My chassis is almost ready for finish. Trying to decide between powder coat or paint. Paint seems to be a lot more expensive and the potential for paint jail. Powder is half the price and the turn around is a week or so. Paint I can scuff and weld something down the road but not with powder. Opinions ??? Thanks in advance New Brookville chassis sanded to 220 and covered with Gibbs
I don't know how interesting my comment will be! My friend has the powder coating equipment. Volunteered to let me use it. I was tempted, but with so many parts to coat, I went with paint. Powder coat would have been nice, I just thought it would take me too long. At that time, I think it was 26 parts I painted that day, the next day I had a rolling chassis with working brakes and steering. I don't think I could have pulled off that time frame with powder coat. The frame and car is painted anyway, so a few suspension components being powder coated didnt seem like it was worth it. I am purchasing my own stuff to powder coat in the future, so maybe next time.
It sounds like you are not planning to paint the frame yourself, either. Have you talked to a paint shop about how long it would take, and what it would cost, to have it painted to your desired level of finish? I'd be concerned about getting paint to stick to something that's been covered with oil. It's not easy to get it clean.
Yeah, painters are difficult to pin down, but I have a couple of estimates of time and money. The powder place is an industrial facility which is very experienced and dependable, used them before to coat my sculptures. Sent from my iPhone using H.A.M.B.
Most of the aftermarket frame rails need some body filler here and there, easy enough to do when painting, not sure if fillers hold up in the oven after powder coating. Maybe @CudaChick1968 will way in on the subject.
If its a new frame I would powder coat. I found powder that matched exactly to my paint color. I painted the frame but powdered the axles and hairpin/ladder bars.

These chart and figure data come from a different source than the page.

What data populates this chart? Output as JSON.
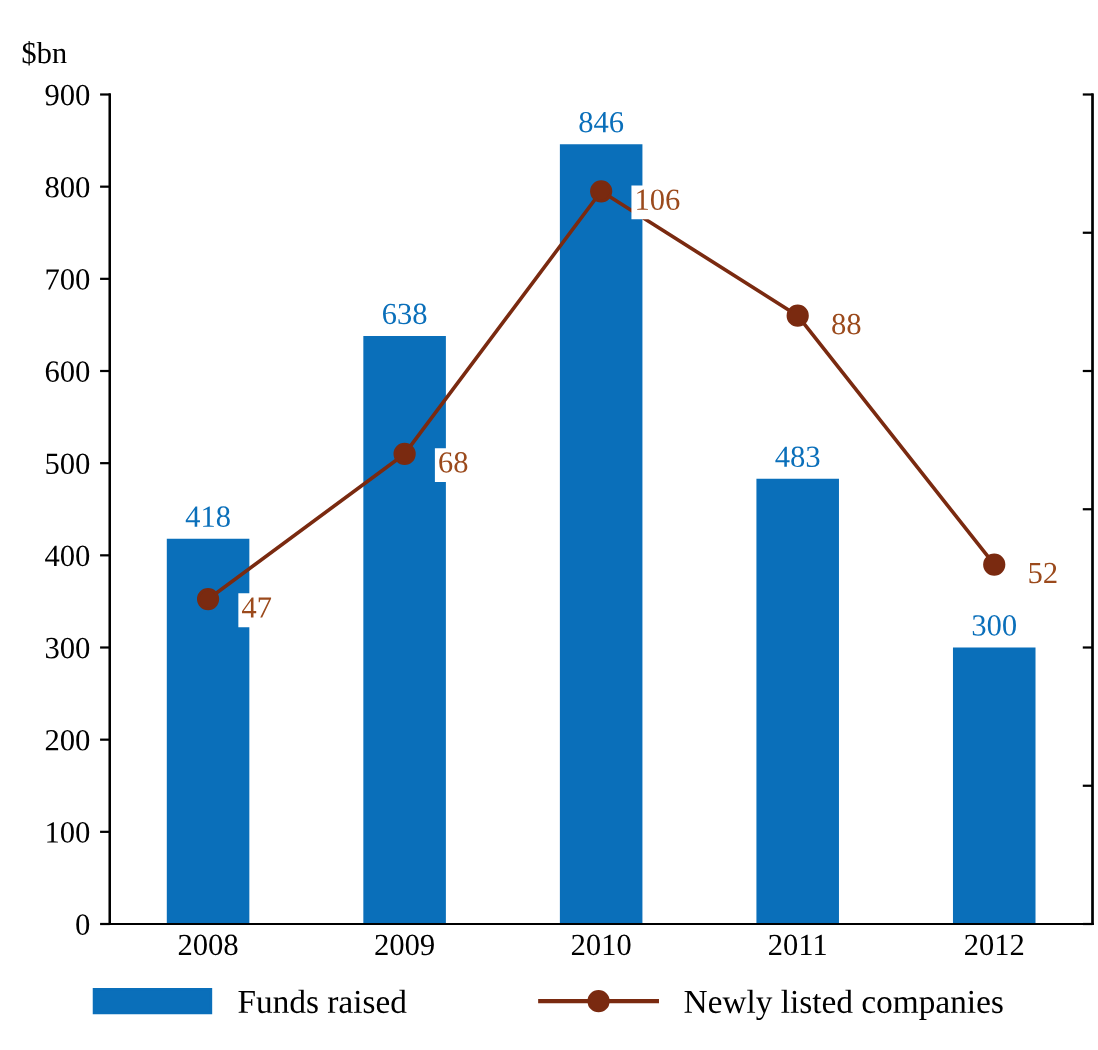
{
  "chart_data": {
    "type": "bar",
    "ylabel": "$bn",
    "categories": [
      "2008",
      "2009",
      "2010",
      "2011",
      "2012"
    ],
    "series": [
      {
        "name": "Funds raised",
        "color": "#0a6fba",
        "values": [
          418,
          638,
          846,
          483,
          300
        ]
      },
      {
        "name": "Newly listed companies",
        "type": "line",
        "axis": "y2",
        "color": "#7a2a10",
        "marker": "circle",
        "values": [
          47,
          68,
          106,
          88,
          52
        ]
      }
    ],
    "ylim": [
      0,
      900
    ],
    "yticks": [
      0,
      100,
      200,
      300,
      400,
      500,
      600,
      700,
      800,
      900
    ],
    "y2lim": [
      0,
      120
    ],
    "y2ticks": [
      {
        "value": 0,
        "label": null
      },
      {
        "value": 20,
        "label": null
      },
      {
        "value": 40,
        "label": null
      },
      {
        "value": 60,
        "label": null
      },
      {
        "value": 80,
        "label": null
      },
      {
        "value": 100,
        "label": null
      },
      {
        "value": 120,
        "label": null
      }
    ],
    "data_labels": true,
    "grid": false,
    "legend": "bottom"
  }
}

i had the Pete & Jakes `32 frame , rear end , front axle and a bunch of misc parts powder coated on my `30 coupe...i think it was a wise choice for me
The powder coater will sand blast everything before he coats. That will eliminate the oil coating. The painter probably won’t. Sent from my iPhone using The H.A.M.B. mobile app
I don't believe the powder will stick to filler since it is put on with an electric charge. Sent from my SM-G920V using The H.A.M.B. mobile app
I powder coated the frame and all moving parts up front and rear. I'm glad I did because it is a lot stronger then paint. It has held up great for a driver and I would do it again.

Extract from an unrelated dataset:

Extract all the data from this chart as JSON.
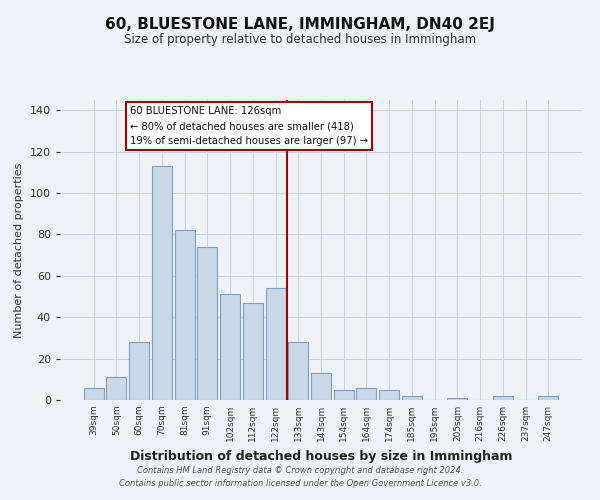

Thanks for replies, not a show car so a few small imperfections is not a big issue. Have to use the Gibbs in this area cause if the high humidity and won’t stop raining this year. Sent from my iPhone using H.A.M.B.
I followed your build and the chassis came out really nice, how is the powder holding up ? Sent from my iPhone using H.A.M.B.

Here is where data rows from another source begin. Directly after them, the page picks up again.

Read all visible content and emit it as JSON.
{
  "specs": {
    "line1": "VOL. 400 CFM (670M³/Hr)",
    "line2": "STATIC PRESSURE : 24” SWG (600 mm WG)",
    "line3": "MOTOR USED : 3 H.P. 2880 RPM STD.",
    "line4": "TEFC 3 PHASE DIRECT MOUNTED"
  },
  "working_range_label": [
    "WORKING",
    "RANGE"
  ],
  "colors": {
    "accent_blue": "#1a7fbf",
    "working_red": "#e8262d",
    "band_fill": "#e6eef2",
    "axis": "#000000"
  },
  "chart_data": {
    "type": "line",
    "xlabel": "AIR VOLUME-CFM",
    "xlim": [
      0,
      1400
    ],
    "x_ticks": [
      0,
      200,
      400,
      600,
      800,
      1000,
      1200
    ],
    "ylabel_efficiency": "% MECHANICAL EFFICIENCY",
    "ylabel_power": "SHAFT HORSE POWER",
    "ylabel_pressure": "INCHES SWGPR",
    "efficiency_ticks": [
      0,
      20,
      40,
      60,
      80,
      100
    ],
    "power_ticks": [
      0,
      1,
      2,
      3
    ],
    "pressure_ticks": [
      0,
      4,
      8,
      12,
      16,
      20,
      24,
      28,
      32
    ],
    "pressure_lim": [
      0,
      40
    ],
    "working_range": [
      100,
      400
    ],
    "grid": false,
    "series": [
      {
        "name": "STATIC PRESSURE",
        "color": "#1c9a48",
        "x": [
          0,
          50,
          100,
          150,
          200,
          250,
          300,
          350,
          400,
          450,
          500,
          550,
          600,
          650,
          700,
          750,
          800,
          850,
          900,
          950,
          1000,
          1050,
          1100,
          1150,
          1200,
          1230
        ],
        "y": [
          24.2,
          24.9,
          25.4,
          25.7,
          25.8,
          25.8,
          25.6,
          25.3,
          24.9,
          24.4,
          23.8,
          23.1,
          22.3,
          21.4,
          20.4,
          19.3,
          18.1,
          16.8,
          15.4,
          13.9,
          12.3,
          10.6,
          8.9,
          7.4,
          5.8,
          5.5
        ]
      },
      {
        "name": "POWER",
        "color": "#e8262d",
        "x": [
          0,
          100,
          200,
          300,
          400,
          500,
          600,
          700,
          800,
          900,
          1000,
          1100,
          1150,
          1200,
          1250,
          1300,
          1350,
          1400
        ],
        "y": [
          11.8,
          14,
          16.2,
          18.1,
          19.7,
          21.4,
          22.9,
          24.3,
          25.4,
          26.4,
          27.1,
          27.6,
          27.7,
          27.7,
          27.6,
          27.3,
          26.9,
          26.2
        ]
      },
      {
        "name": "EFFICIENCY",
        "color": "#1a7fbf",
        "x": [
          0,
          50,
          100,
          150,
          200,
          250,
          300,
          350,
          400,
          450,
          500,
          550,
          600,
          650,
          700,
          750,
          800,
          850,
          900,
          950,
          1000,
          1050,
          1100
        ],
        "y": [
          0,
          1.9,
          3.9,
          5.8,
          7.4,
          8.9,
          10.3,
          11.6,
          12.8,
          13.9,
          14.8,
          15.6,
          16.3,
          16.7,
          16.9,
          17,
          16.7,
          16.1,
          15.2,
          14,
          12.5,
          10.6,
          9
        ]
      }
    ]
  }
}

I kinda talked you into chopping it yourself , or was it more of a nudge ? No reason you couldnt paint it yourself. Sent from my iPhone using The H.A.M.B. mobile app
<----- The wheels & grille insert on my old beater were powder coated 30 years ago and are holding up great. HRP
'32 rails are basically the extension of the body panel. Can they match powder coating to the body paint?
It really boils down to durability vs appearance if you take cost out of the equation. There's no question that properly-applied powdercoat will be far more durable in terms of resisting chipping compared to paint, but powdercoat has limitations that you seem to be at least partially aware of. Unless your coater really knows what they're doing, it's much harder to get to the same level of finish you can get with paint and as you point out, touch-up is all-but-impossible.
OK... Wouldn't one paint the frame ,body for a match? No need to waste money and time powder coating.
If the frame has been sanded with 220 using a DA then its too slick to provide adequate tooth for epoxy primer. 80 grit with a DA or 180 grit for hand sanding are the recommended grits for epoxy on bare steel. Given the durability of epoxy primer, I can't imagine using any other type of primer when painting a frame. No advice to offer on powder vs paint, but as it stands now, the frame isn't ready for a paint shop to start blowing primer on it.
We painted the '32 frame on our coupe to match the body... Looking back, should have powder coated the dragsters frame.
Paint over powder isn't uncommon. Powder is a relatively soft finish (it's melted-on plastic after all), and while it resists chipping far better than paint, it also 'mars' and micro-scratches much easier. Think back to the cheap plastic toys you see at grocery stores; nice and shiny when new, after a kid had handled/played with it for some time the finish dulled. Powder will do the same thing over time. Paint is a harder surface compared to powder and up to it's limits will resist this sort of damage much better and can be touched-up. The local coater I use for the stuff that won't fit in my oven does a lot of coating for motorcycles, including tanks, fenders, and other trim. On the 'body' parts, he clear-coats the powder with paint to address this problem.